例10.1「シンプルな PAM 設定」 は、PAM アプリケーション設定ファイルのサンプルです。

例10.1 シンプルな PAM 設定

#%PAM-1.0
auth		required	pam_securetty.so
auth		required	pam_unix.so nullok
auth		required	pam_nologin.so
account		required	pam_unix.so
password	required	pam_pwquality.so retry=3
password	required	pam_unix.so shadow nullok use_authtok
session		required	pam_unix.so
  • 最初の行は、行頭のハッシュ記号 (#) が示すように、コメントになります。
  • 2 行目から 4 行目は、ログイン認証用に 3 つのモジュールをスタックしています。
    auth required pam_securetty.so — このモジュールは、ユーザーが root としてログインしようとしており/etc/securetty ファイルが存在している場合に、そのユーザーのログイン先の TTY が ファイルに記載されていることを確認します。
    TTY がファイルに記載されていない場合は、root としてログインしようとすると、Login incorrect メッセージが表示され、失敗します。
    auth required pam_unix.so nullok — このモジュールはユーザーにパスワードを要求し、/etc/passwd と、存在する場合は /etc/shadow に保存されている情報を使用して、パスワードを確認します。
    引数 nullokpam_unix.so モジュールに空白のパスワードを許可するよう指示します。
  • auth required pam_nologin.so — これは認証の最終ステップです。/etc/nologin ファイルが存在するかどうかを確認します。このファイルが存在してユーザーが root でない場合は、認証に失敗します。

    注記

    この例では、最初の auth モジュールが失敗しても、3 つすべての auth モジュールが確認されます。これにより、どの段階で認証に失敗したかをユーザーに知らせずに済みます。この情報が攻撃者の手に渡ると、システムの攻撃方法がより簡単に推測されてしまいます。
  • account required pam_unix.so — このモジュールは、必要なアカウント確認を実行します。
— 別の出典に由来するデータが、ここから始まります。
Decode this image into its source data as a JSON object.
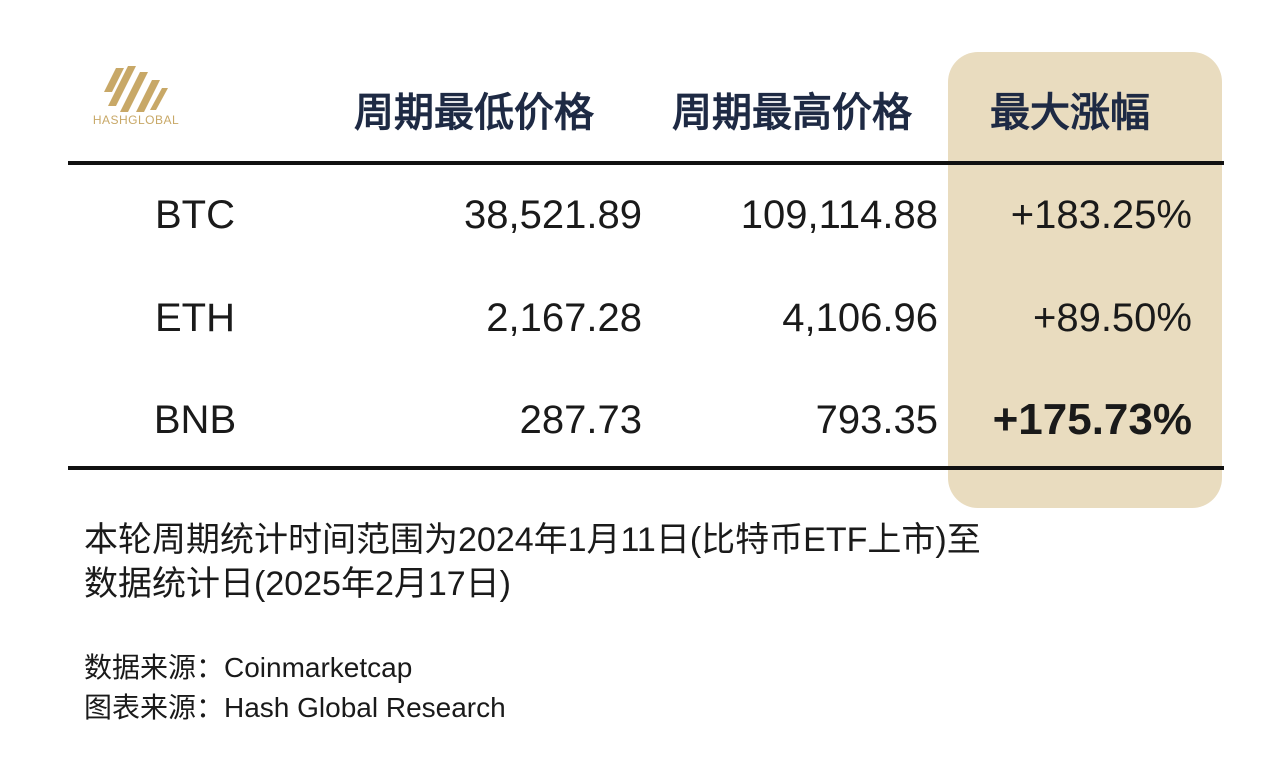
{
  "logo": {
    "text": "HASHGLOBAL",
    "color": "#c8a867"
  },
  "highlight_color": "#e9dcbf",
  "chart_data": {
    "type": "table",
    "columns": [
      "",
      "周期最低价格",
      "周期最高价格",
      "最大涨幅"
    ],
    "rows": [
      {
        "asset": "BTC",
        "low": "38,521.89",
        "high": "109,114.88",
        "max_gain": "+183.25%"
      },
      {
        "asset": "ETH",
        "low": "2,167.28",
        "high": "4,106.96",
        "max_gain": "+89.50%"
      },
      {
        "asset": "BNB",
        "low": "287.73",
        "high": "793.35",
        "max_gain": "+175.73%"
      }
    ],
    "highlighted_column": "最大涨幅",
    "emphasized_cell": "BNB max_gain"
  },
  "note": {
    "line1": "本轮周期统计时间范围为2024年1月11日(比特币ETF上市)至",
    "line2": "数据统计日(2025年2月17日)"
  },
  "sources": {
    "data": "数据来源：Coinmarketcap",
    "chart": "图表来源：Hash Global Research"
  }
}
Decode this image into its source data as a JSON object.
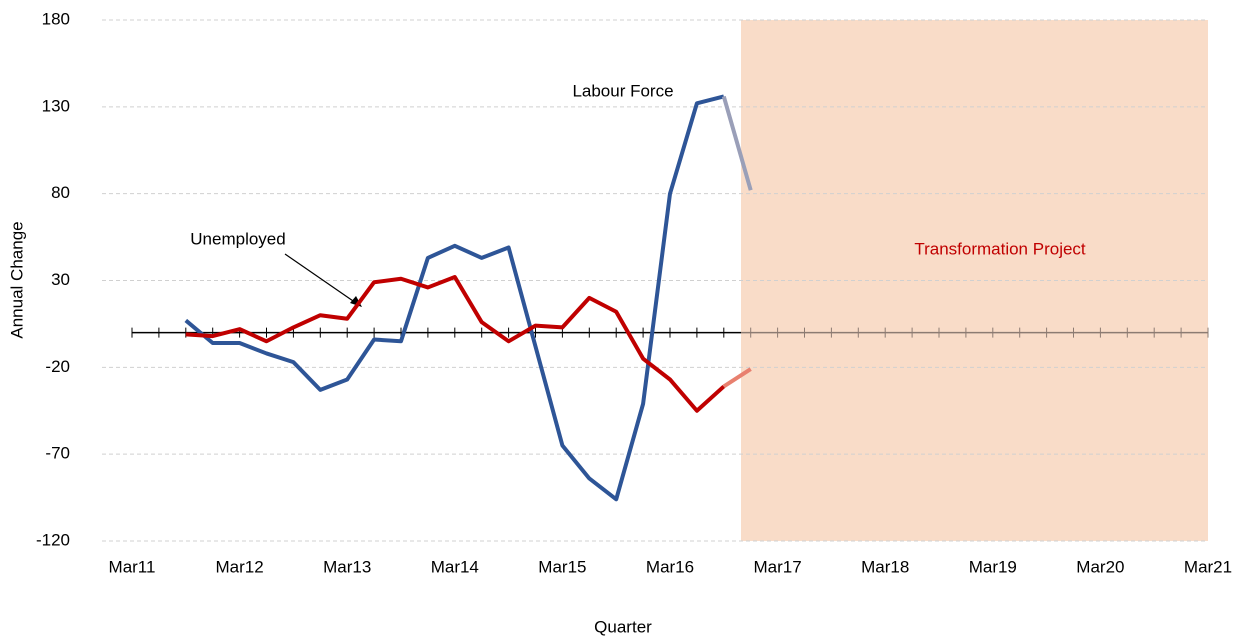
{
  "chart_data": {
    "type": "line",
    "x_label": "Quarter",
    "y_label": "Annual Change",
    "categories": [
      "Mar11",
      null,
      null,
      null,
      "Mar12",
      null,
      null,
      null,
      "Mar13",
      null,
      null,
      null,
      "Mar14",
      null,
      null,
      null,
      "Mar15",
      null,
      null,
      null,
      "Mar16",
      null,
      null,
      null,
      "Mar17",
      null,
      null,
      null,
      "Mar18",
      null,
      null,
      null,
      "Mar19",
      null,
      null,
      null,
      "Mar20",
      null,
      null,
      null,
      "Mar21"
    ],
    "series": [
      {
        "name": "Labour Force",
        "color": "#2e5597",
        "faded_color": "#9a9fb8",
        "values": [
          null,
          null,
          7,
          -6,
          -6,
          -12,
          -17,
          -33,
          -27,
          -4,
          -5,
          43,
          50,
          43,
          49,
          -8,
          -65,
          -84,
          -96,
          -41,
          80,
          132,
          136,
          82,
          null,
          null,
          null,
          null,
          null,
          null,
          null,
          null,
          null,
          null,
          null,
          null,
          null,
          null,
          null,
          null,
          null
        ]
      },
      {
        "name": "Unemployed",
        "color": "#c00000",
        "faded_color": "#e8806f",
        "values": [
          null,
          null,
          -1,
          -2,
          2,
          -5,
          3,
          10,
          8,
          29,
          31,
          26,
          32,
          6,
          -5,
          4,
          3,
          20,
          12,
          -15,
          -27,
          -45,
          -31,
          -21,
          null,
          null,
          null,
          null,
          null,
          null,
          null,
          null,
          null,
          null,
          null,
          null,
          null,
          null,
          null,
          null,
          null
        ]
      }
    ],
    "annotations": [
      {
        "text": "Transformation Project",
        "color": "#c00000",
        "shade": "#f9dcc8"
      }
    ],
    "ylim": [
      -120,
      180
    ],
    "yticks": [
      -120,
      -70,
      -20,
      30,
      80,
      130,
      180
    ],
    "grid": true
  }
}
たとえば、シャドウパスワードが有効になっていると、pam_unix.so モジュールのアカウントインターフェースはアカウントの有効期間が切れているかどうか、またはユーザーが許可されている猶予期間内にパスワードを変更していないかを確認します。
  • password required pam_pwquality.so retry=3 — パスワードの有効期間が切れている場合は、pam_pwquality.so モジュールのパスワードコンポーネントが新たなパスワードを要求します。そして、新規に作成されたパスワードが辞書ベースのパスワード解読プログラムで容易に判断できるかどうかをテストします。
    引数 retry=3 は、テストに 1 回失敗しても、ユーザーは強固なパスワードを作成する機会があと 2 回あることを示しています。
  • password required pam_unix.so shadow nullok use_authtok — この行は、pam_unix.so モジュールの password インターフェースを使って、プログラムがユーザーのパスワードを変更するかどうかを指定します。
    • 引数 shadow は、ユーザーのパスワード更新の際にシャドウパスワードを作成するようモジュールに指示します。
    • 引数 nullok は、ユーザーが空白のパスワード から 変更できるようにし、それ以外の場合は null パスワードをアカウントロックとして扱うようモジュールに指示します。
    • この行の最後の引数 use_authtok は、PAM モジュールのスタック化の際における順序の重要性の例を提供します。この引数は、ユーザーに新規パスワードを要求しないようモジュールに指示します。代わりに、以前のパスワードモジュールが記録したパスワードを受け入れます。これにより、新規パスワードはすべて、受け入れ前にパスワードの安全テスト pam_pwquality.so をパスする必要があります。
  • session required pam_unix.so — 最後の行は、pam_unix.so モジュールのセッション引数にセッションを管理するよう指示します。このモジュールはユーザー名とサービスタイプを各セッションの最初と最後に /var/log/secure に記録します。このモジュールは他のセッションモジュールとスタック化した追加機能を補うことができます。


[2] 設定可能な制御フラグには複雑なものもあります。これらは、属性=値 のペアで設定します。属性の完全な一覧は、pam.d の man ページで確認できます。